CorpusTrip Art Exhibition
The exposition of the CorpusTrip project, which premiered in an old palace in Rome and was displayed for a few hours.

Ephemeral Art in Unexpected Places
“Speed Shows,” Fleeting Creative Events for Convulsive Times
El País: Arte efímero en lugar insospechado
Roberto Bosco reporting from Barcelona, April 28, 2011

The large black and white portraits are hung up like laundry in the galleries of an old Roman palace celebrated for lending its scenery to various neo-realist films. The exposition, organized by the Mondrian Suite gallery, will last only one night, which heightens curiosity and interest. This is the debut of CorpusTrip, a project by the photographer Luca Donnini, who has decided to unite 65 portraits he took from 2007-2010 for an itinerant and extemporaneous exhibit. With his van fill of images, he will cover about 10,000 kilometers of European roads over the next two months, mounting the exhibition for one night only, and never in a traditional art gallery, in the twenty cities where he originally took the pictures. After passing through Barcelona and Madrid, he will continue through Bordeaux, Paris, London, Maastricht, Amsterdam, Prague, and Ljubljana, among other cities.

For all the dates and places, you will have to visit the web site and blog, where the adventure will be related in real time. “In museums and galleries, artwork is waiting for someone to come in and see it, and the spectator already knows he’s going to see. I want to create unexpected situations where the people encounter the pieces by accident as well,” Donnini explained. “We want people to help us find sites and get involved with this exhibit – this happening, which will never last more than a night. After that, the works will be abandoned to fate,” adds the photographer, who works with an analog Rolleiflex. This is not the first time that Donnini has left the assembly of an exhibit to the public. To wit, his pieces have a double life: the imagines made in the dark room or painted by the artist’s hand are destined for the art market, while the blue back copies are used for projects like CorpusTrip, which the filmmaker Alessio Maximilian will document and convert into a movie.

Speed shows, lightning exhibitions, are multiplying.
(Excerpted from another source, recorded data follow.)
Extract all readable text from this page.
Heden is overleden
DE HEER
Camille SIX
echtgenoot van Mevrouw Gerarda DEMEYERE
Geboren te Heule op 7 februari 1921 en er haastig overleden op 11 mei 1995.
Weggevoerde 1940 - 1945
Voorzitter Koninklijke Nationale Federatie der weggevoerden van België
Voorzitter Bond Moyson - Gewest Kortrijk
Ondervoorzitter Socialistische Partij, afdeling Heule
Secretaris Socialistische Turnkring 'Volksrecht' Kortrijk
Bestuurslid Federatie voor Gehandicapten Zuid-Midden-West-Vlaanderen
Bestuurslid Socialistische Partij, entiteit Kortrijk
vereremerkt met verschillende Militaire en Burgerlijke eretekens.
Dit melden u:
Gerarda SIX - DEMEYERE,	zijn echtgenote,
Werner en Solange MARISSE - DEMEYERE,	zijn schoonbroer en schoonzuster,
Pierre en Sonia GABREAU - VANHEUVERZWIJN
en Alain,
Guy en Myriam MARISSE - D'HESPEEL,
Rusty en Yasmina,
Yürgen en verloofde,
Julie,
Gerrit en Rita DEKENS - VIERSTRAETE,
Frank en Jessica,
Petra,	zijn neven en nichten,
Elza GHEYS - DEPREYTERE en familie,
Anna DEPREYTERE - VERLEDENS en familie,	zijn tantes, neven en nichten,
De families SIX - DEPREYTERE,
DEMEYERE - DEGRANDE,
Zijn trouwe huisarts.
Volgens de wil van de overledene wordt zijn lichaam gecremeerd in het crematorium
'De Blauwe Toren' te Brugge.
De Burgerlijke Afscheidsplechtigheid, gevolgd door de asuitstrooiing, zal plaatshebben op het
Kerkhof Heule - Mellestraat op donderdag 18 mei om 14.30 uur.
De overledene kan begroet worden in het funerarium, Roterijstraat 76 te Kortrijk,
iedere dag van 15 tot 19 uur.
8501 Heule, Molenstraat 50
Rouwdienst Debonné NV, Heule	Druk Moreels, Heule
Domenico Quaranta, who was commissar of the digital art section in the last ArcoMadrid fair, has just finished one in a Barcelona cybercafe sponsored by the “Guerrilla Communication” brand Influencers.

For the rapid Raise your flag exposition, which lasted only a couple hours, Quaranta rented all of a cybercafe’s computers and in their windows loaded works created on the Internet, “a radical environment where we can realize projects and experiments that would be impossible in other formats, based on the creation of relationships, where art converts into a dialogue, an interchange, a collective manipulation of images, data, archives, and myth,” he expounded.

The formula was created by the German artist Aram Bartholl, author of the Speed Show Manifesto, in which he explained that the idea came from “revisiting the Net.art phenomenon now that social networks have displayed their full power and have converted into a part of daily life for hundreds of millions of people.”

Although lightning exhibitions were first created with and for online works – including live performances, which were retransmitted through preinstalled communication programs for teleconferences or video chat – they have rapidly diffused from northern Europe throughout the world, finding support among artists of diverse disciplines and in different versions: from those who open their studios for a night to those who modify and corrupt public spaces with works that pass through like meteorites.